Tumble Down Free
During the inaugural men’s and women’s street skateboarding finals at the Tokyo Olympics, the best riders in the world fell. Repeatedly. They tumbled off steps and rails, hit the concrete, somersaulted, slid and loofahed any exposed skin. But after lying for a moment, most popped up, grabbed their boards and moved on to the next trick.
They gave a master class in how to wipe out well.
“Falling is commonplace if you are an athlete or physically active, even if you are young and fit,” said Jacob Sosn-off, a professor and associate dean of research at the University of Kansas Medical Center in Kansas City, US, who studies human movement and falls. “In fact, if you exercise much at all, I would say falls are almost inevitable at some point.”
Or, as Ryan Sheckler, a 31-year-old world-champion skateboarder and eight-time X Games medalist, told me, “Skateboarding is all about falling. It’s key to everything. If you aren’t falling, you aren’t learning. You have to hit the ground to progress.”
But falling during skateboarding or other sports and activities does not have to end in serious injuries and tears. Science and experience suggest that we can learn to fall more safely.
Tuck and roll
“Falling is easy,” Dr Sosnoff said. “Gravity does the work for you. It’s the landing that’s hard. You need to disperse the impacts when you strike the ground.”
In practice, this means you tuck and roll.
“A rolling movement helps to redistribute the energy that must be absorbed by the body over a larger contact area,” said Vivian Weerdesteyn, a professor of motor control and rehabilitation at Radboud University Medical Center and St. Maartens Clinic in the Netherlands and, at one time, a judo athlete with the Dutch junior national team.
The tuck and roll often is the first skill novice martial artistes learn, Dr Weerdesteyn said, and it can be quite effective.
So, next time you begin to fall to the side while standing, tuck in your chin to round your back and protect your head, move your arms opposite to the falling direction, squat at the knees, to lower your centre of gravity, and curl, shrimplike, into the direction of the fall. Depending on the height and direction of your tumble, you should aim to land on the meaty part of your upper back, below the shoulder blade, or on “that fleshy spot between the hip and buttocks,” Dr. Weerdesteyn said. As you hit the ground, continue rolling in the direction of the fall, until you naturally come to a stop. “Don’t fight the momentum” of the fall, she said. Flow with it.

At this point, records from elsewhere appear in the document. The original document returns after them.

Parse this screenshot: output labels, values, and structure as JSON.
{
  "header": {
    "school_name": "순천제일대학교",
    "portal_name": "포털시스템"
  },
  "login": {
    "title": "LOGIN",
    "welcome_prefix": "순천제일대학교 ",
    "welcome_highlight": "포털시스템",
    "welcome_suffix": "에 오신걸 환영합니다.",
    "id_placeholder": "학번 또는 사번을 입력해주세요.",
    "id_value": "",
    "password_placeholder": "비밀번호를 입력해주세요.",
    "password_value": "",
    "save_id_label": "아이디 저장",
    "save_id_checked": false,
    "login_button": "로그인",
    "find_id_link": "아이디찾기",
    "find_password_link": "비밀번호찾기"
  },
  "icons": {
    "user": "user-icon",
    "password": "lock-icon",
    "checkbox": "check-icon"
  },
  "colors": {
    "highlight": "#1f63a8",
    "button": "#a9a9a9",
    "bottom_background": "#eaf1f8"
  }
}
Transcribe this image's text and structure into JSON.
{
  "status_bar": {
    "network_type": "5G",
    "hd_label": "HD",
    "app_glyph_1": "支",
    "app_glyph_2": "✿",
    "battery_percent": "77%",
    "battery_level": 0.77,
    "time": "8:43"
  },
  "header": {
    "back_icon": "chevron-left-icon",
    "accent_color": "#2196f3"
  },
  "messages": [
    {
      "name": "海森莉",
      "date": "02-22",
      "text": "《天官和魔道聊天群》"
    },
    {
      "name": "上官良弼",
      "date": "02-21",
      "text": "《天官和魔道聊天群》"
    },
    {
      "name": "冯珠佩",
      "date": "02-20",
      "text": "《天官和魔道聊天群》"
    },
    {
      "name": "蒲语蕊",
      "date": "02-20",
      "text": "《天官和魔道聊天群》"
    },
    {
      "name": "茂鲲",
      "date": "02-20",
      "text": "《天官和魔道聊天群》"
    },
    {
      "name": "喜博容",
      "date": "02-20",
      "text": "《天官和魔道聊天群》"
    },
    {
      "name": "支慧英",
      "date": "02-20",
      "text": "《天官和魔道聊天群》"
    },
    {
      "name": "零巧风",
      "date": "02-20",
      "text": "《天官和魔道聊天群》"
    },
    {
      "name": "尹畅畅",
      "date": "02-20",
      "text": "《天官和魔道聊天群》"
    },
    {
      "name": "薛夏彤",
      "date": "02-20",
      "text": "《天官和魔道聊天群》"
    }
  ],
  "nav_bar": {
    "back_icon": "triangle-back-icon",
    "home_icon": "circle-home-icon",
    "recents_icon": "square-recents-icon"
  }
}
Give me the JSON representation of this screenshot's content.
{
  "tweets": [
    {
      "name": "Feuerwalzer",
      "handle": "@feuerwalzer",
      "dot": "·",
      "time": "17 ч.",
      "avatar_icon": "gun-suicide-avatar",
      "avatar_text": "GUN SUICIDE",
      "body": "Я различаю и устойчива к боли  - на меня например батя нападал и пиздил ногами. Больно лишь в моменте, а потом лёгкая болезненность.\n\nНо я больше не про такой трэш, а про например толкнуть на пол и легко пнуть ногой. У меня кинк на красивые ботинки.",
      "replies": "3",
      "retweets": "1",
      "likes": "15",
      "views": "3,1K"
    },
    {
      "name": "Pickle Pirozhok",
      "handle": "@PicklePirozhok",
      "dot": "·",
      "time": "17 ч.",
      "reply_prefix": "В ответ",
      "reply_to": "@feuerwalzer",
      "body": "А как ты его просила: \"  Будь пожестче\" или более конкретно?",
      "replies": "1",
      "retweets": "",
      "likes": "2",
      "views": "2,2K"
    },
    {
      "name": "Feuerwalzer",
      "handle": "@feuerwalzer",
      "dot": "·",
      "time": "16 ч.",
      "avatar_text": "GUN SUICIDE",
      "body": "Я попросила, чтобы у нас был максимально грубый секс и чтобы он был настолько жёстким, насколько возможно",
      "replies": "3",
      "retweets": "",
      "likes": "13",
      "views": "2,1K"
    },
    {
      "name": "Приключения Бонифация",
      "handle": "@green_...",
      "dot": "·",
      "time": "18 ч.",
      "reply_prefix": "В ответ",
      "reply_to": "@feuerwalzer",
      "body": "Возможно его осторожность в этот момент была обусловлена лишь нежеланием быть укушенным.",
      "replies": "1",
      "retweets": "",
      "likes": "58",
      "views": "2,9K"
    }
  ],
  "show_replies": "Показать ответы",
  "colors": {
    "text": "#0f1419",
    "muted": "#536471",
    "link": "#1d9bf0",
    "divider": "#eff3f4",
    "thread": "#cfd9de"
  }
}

This manoeuvre may sound daunting but is not difficult for most healthy people to master or deploy in an eyeblink, Dr Weerdesteyn said. In other experiments by her research group, young people picked up the technique after 30 minutes of supervised instruction.
Look down. Pad up
Helmets, kneepads, wrist guards and a stash of bandages also help if, tempted by the Olympics, you decide to sample a new sport. “Padding is pretty important” for novice skateboarders, Mr Sheckler said.
Ditto in other gravity sports. “Pads are the way to have the fun continue,” said Ryan Nyquist, the head coach for the United States BMX freestyle team and a 16-time BMX medalist at the X Games. BMX freestyle, which involves launching yourself and a BMX bike from features in a bicycle terrain park, made its Olympic debut in Tokyo.
Orient yourself in space, too, if you are above the ground, said Nina Williams, a professional rock climber with The North Face team. “Don’t close your eyes,” she said, if, for instance, you are on a bouldering wall at your local climbing gym and suspect you are about to fall. “Look down,” she said, check for obstacles, such as other climbers or their gear, and gently let go. “Don’t jump off,” she said. “Exhale and let yourself fall.”
Land on your feet, she continued. Then, of course, use your tuck and roll. “Don’t brace yourself,” Ms Williams said. “Stay loose.”
“Think ‘feet, knees, hips, elbows, shoulders,” Mr Nyquist said, and then roll like a rag doll from one to the next.
Try not to catch yourself with your hand and arm. But if, in some circumstances, you must, flex your wrists and elbows.
“If the choice is between hitting the ground with your head or an arm, use your arm,” Dr Sosnoff said. Relax and bend that arm, though, to absorb the impacts and reduce the chances of incurring a wrist or hand sprain or fracture.”